Onboarding as a First Step

A good employee onboarding program should quickly and effectively get new hires up to speed on their responsibilities and expectations. It should establish what daily engagements the new employee should expect on day one, including when to take lunch breaks, what time they’re expected to leave at the end of the day, and other HR aspects of the job like paid sick leave and vacation time. Employees should finish their onboarding feeling confident in their roles, as well as being aligned with the company’s business goals. In particular, they should understand how their role fits into the larger organizational picture and how they help to achieve those goals. All of this ties directly into understanding the company culture.

Culture is the Core of Onboarding

Company culture should be the cornerstone of your onboarding process. The integration that happens during onboarding lets both the employee and employer discover whether the employee will be a good fit for the job. It can also provide insight into the employee’s potential for growth. In a way, company culture is often what gives companies their competitive advantage, so encouraging new hires to acclimate to the culture can increase buy-in, and help drive success. As companies bring in new hires, being able to set a clear, consistent message becomes more important. Executives will have a harder time making that personal connection as a company grows to a certain threshold, so the employee onboarding process needs to be able to set that tone and expectation instead.

However, even the most successful businesses aren’t without pitfalls, whether minor or major, lurking in their culture. The benefits of centering culture into onboarding can only be achieved if the culture is inclusive and functional for all employees. But what happens when problems exist within the culture?
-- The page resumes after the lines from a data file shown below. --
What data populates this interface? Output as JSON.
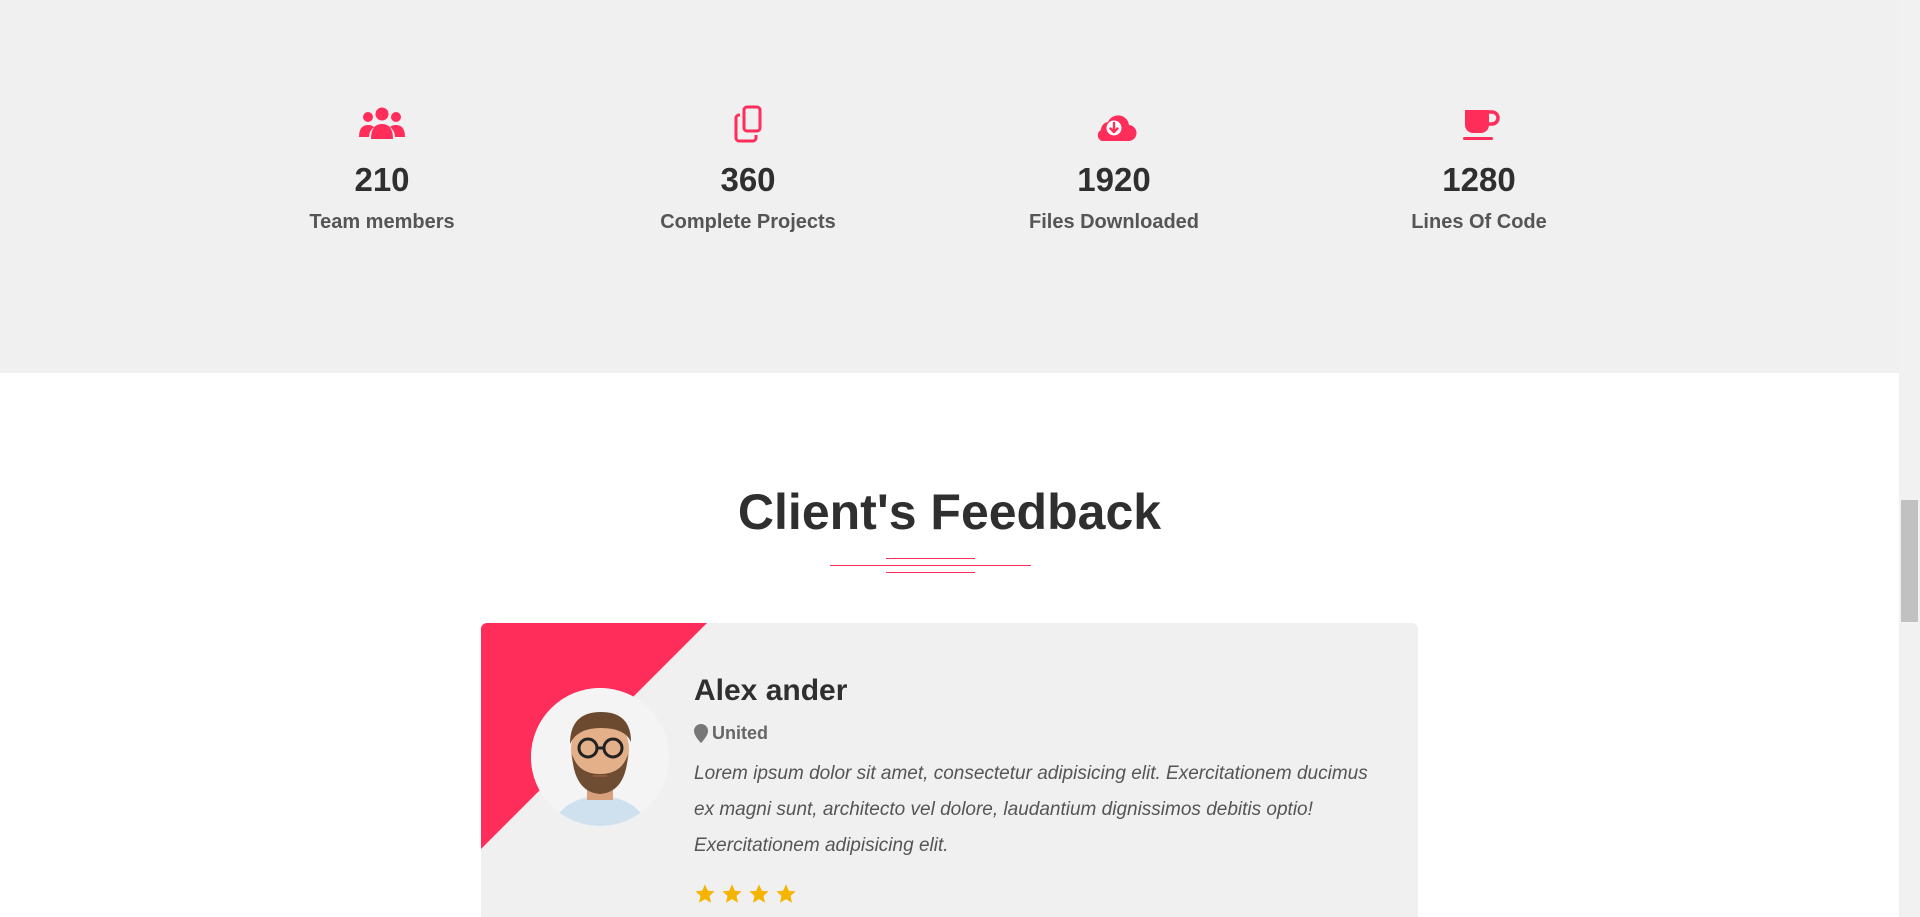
{
  "stats": [
    {
      "icon": "users-icon",
      "value": "210",
      "label": "Team members"
    },
    {
      "icon": "copy-files-icon",
      "value": "360",
      "label": "Complete Projects"
    },
    {
      "icon": "cloud-download-icon",
      "value": "1920",
      "label": "Files Downloaded"
    },
    {
      "icon": "coffee-cup-icon",
      "value": "1280",
      "label": "Lines Of Code"
    }
  ],
  "feedback": {
    "title": "Client's Feedback",
    "card": {
      "name": "Alex ander",
      "location": "United",
      "quote": "Lorem ipsum dolor sit amet, consectetur adipisicing elit. Exercitationem ducimus ex magni sunt, architecto vel dolore, laudantium dignissimos debitis optio! Exercitationem adipisicing elit.",
      "rating": 4
    }
  },
  "colors": {
    "accent": "#ff2d5a",
    "star": "#f5b400",
    "section_bg": "#f0f0f0",
    "heading": "#2f2f2f"
  }
}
How Transparency Can Overcomes Pitfalls

Sometimes a culture leads to unexpected results in daily engagements. Examples include a driven company culture translating to poor work-life balance or frequent overtime, or a laid-back office culture leading to lower throughput or less consistent punctuality from the employees. Or, an unfortunately common example, the culture being tailored for one group of employees while posing a stumbling block for others; what might work well for helping managers succeed might also make the entry-level employees want to quit.
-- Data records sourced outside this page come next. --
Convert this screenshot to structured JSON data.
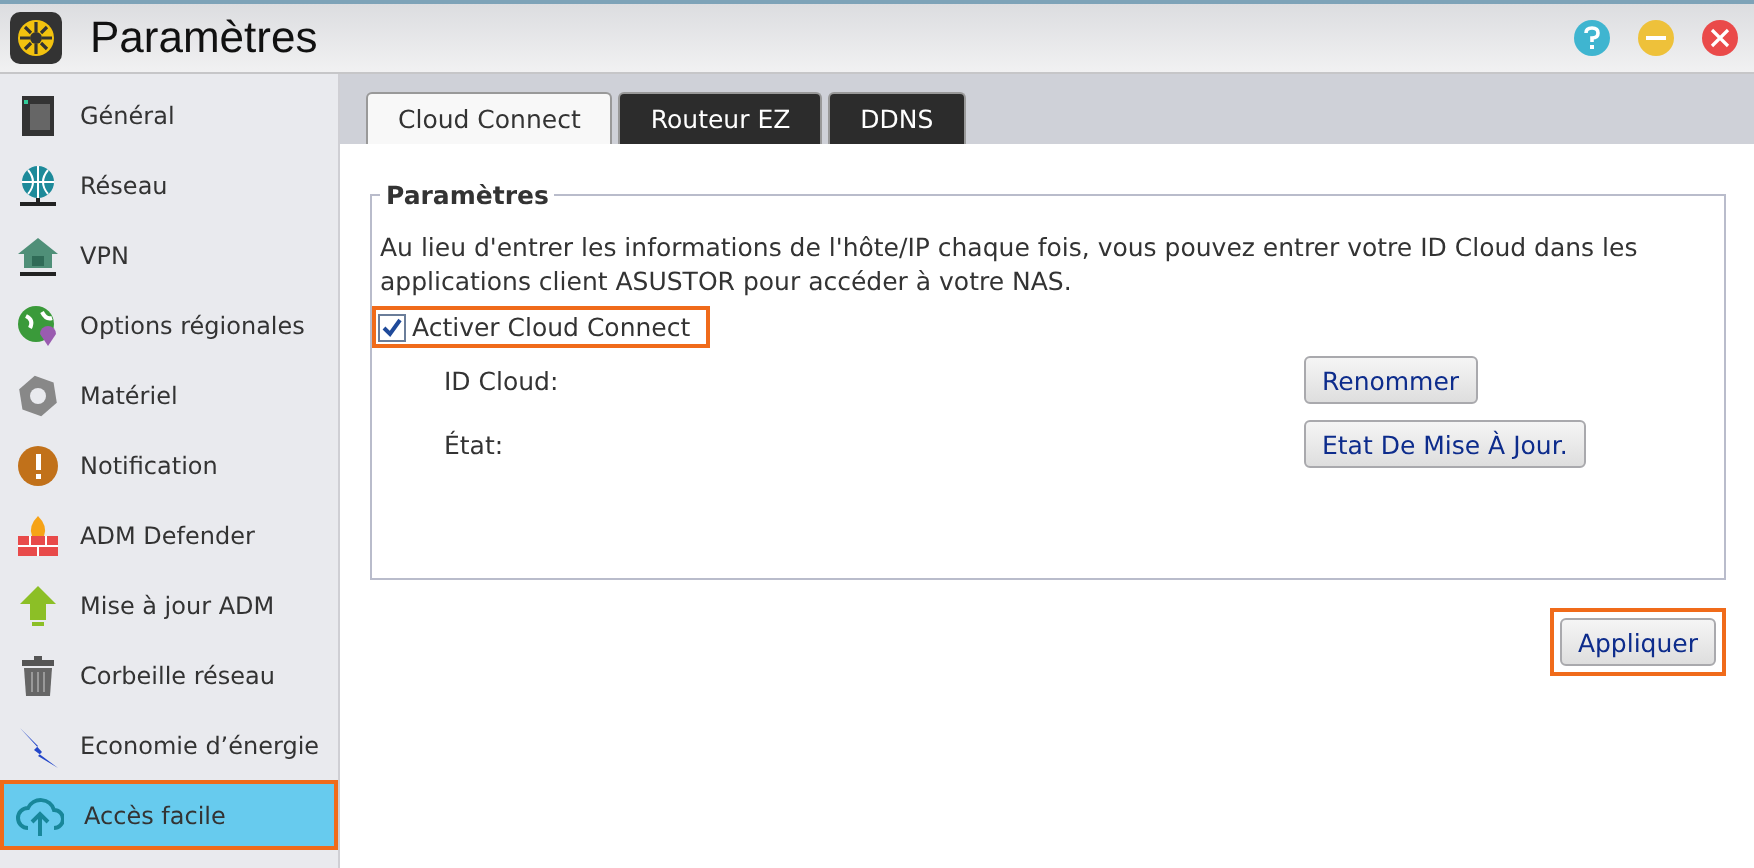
{
  "window": {
    "title": "Paramètres"
  },
  "sidebar": {
    "items": [
      {
        "label": "Général",
        "selected": false,
        "highlighted": false
      },
      {
        "label": "Réseau",
        "selected": false,
        "highlighted": false
      },
      {
        "label": "VPN",
        "selected": false,
        "highlighted": false
      },
      {
        "label": "Options régionales",
        "selected": false,
        "highlighted": false
      },
      {
        "label": "Matériel",
        "selected": false,
        "highlighted": false
      },
      {
        "label": "Notification",
        "selected": false,
        "highlighted": false
      },
      {
        "label": "ADM Defender",
        "selected": false,
        "highlighted": false
      },
      {
        "label": "Mise à jour ADM",
        "selected": false,
        "highlighted": false
      },
      {
        "label": "Corbeille réseau",
        "selected": false,
        "highlighted": false
      },
      {
        "label": "Economie d’énergie",
        "selected": false,
        "highlighted": false
      },
      {
        "label": "Accès facile",
        "selected": true,
        "highlighted": true
      }
    ]
  },
  "tabs": [
    {
      "label": "Cloud Connect",
      "selected": true
    },
    {
      "label": "Routeur EZ",
      "selected": false
    },
    {
      "label": "DDNS",
      "selected": false
    }
  ],
  "group": {
    "title": "Paramètres",
    "description": "Au lieu d'entrer les informations de l'hôte/IP chaque fois, vous pouvez entrer votre ID Cloud dans les applications client ASUSTOR pour accéder à votre NAS.",
    "checkbox": {
      "label": "Activer Cloud Connect",
      "checked": true,
      "highlighted": true
    },
    "rows": [
      {
        "label": "ID Cloud:",
        "button": "Renommer"
      },
      {
        "label": "État:",
        "button": "Etat De Mise À Jour."
      }
    ]
  },
  "apply": {
    "label": "Appliquer",
    "highlighted": true
  }
}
The challenge for those conducting onboarding is, how to acknowledge that these pitfalls or imbalances exist, when they might be subtle or only affect some employees? During onboarding, it should be the priority to be specific about what the job will entail—therefore, being transparent about any existing problems should also take priority. One approach that should be avoided, however, is simply bringing up all these shortcomings like a list of grievances and complaints to each new employee (for example, if the culture is more driven, don’t tell the new hire that lots of people quit because it’s “too hard”). This will likely come across as petty gossip and ward off any potential good-fit candidates.

Instead, effort should go towards communicating openly and fairly, discussing both the ups and downs. This kind of transparency should focus on objective impacts on employees, not just gossip or negative opinions. For the driven culture example, onboarding should say that motivated employees tend to do well, but be honest that things can get strenuous over time, and that long hours may be a regular occurrence.

It may be tempting to simply avoid discussing these issues or pretend that they don’t exist. But without transparency, especially at such an early stage like onboarding, employees may feel underappreciated, unsure about their future in the company, and may become doubtful of the management practices in place or decisions being made by executives. But by including new hires in an honest discussion about what happens, what they should expect, and how their role fits into the bigger picture, they’ll instead feel like a part of the team, and may even become catalysts for positive change for the company and its culture.